Perdón, me he ido por las ramas otra vez.

En la presentación del otro día había alrededor de sesenta o setenta personas en el público de las cuales hombres no llegaban a ser quince. El dato puede parecer estéril, pero me gustó que en el turno de preguntas uno de los pocos tíos allí presentes se hicieran la pregunta de por qué todo ese público era en su mayoría femenino. ¿No nos preocupa tanto lo que va a ser de nosotros?, dijo el chaval. ¿Entonces, por qué hay tantos pocos hombres aquí? El periodista Rubén Serrano se preguntó lo mismo en Radio 3 este domingo, refiriéndose a la presentación del último ensayo de Brigitte Vasallo. Pero es que no hace falta irse a mesas redondas de temática manifiestamente feminista para darse cuenta de que la ausencia de público masculino es prácticamente total.
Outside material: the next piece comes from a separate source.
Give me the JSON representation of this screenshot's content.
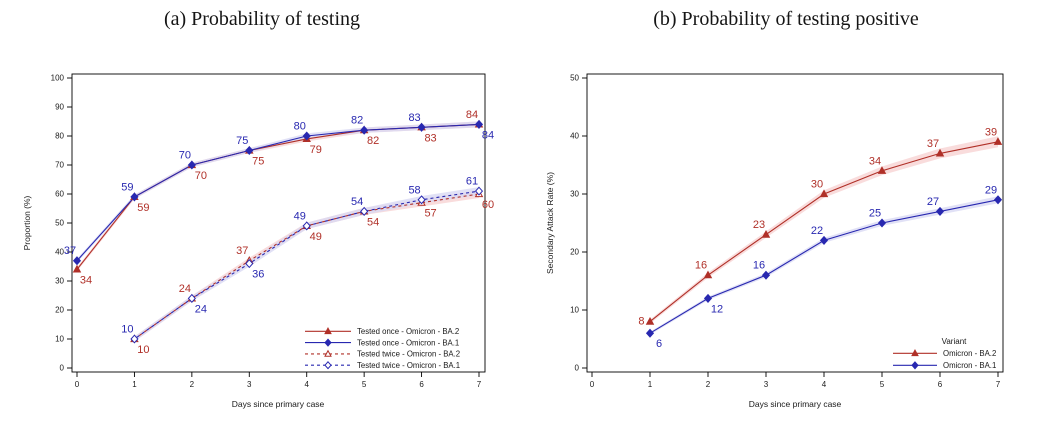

Cualquier recital de poesía, cualquier presentación de una novela que haya escrito alguien cuyo nombre denote feminidad, cualquier rueda de prensa donde se presente el nuevo disco de una cantante o película de una directora –y hablo de estos ámbitos porque son más o menos en los que por trabajo me muevo, pero sé que tal vacío se podría trasladar al resto– tendrá un público de mujeres, un público que muchas veces, como señala Rubén Serrano, “ya se sabe bien la historia”. Y entonces, los que no se saben la historia y aún así no quieren aprenderla, ¿Es porque tienen miedo? ¿Es porque les da pereza? ¿Es porque tienen desactivadas las notificaciones de los eventos Facebook? ¿O es simplemente porque no quieren desprenderse del mayor privilegio de todos, que es el de poder permitirse ser unos absolutos ignorantes?
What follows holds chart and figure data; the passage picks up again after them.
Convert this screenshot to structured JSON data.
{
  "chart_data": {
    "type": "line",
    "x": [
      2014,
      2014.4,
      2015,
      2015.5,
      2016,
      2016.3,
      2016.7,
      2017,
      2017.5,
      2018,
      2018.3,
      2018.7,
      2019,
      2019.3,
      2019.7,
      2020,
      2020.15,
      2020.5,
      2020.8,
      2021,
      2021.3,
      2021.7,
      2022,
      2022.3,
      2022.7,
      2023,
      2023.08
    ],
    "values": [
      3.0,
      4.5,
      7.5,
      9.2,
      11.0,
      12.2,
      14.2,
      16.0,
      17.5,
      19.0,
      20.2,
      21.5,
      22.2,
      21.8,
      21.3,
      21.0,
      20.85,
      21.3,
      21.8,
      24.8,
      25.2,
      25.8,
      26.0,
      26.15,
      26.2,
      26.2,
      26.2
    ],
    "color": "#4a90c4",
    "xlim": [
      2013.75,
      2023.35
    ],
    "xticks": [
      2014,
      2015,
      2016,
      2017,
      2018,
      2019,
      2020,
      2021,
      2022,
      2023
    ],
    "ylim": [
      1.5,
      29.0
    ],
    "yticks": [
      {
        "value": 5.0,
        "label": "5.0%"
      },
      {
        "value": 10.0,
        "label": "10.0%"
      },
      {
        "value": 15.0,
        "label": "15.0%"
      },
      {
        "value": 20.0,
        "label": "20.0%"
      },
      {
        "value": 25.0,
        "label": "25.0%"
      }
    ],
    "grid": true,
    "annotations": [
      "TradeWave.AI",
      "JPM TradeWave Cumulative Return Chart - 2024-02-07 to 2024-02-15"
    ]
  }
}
Ya no sé si me he ido por las ramas o si me he metido de lleno en este frondoso árbol que quería enseñaros. Es un árbol hecho de todos los comentarios que os gusta escribir con seudónimo en nuestras columnas, de todas las lecciones que os gusta soltar en las sobremesas familiares, de todas las chapas que nos soltáis en las redes sociales cuando se habla de eso de lo que no queréis hablar, y ni tan siquiera escuchar.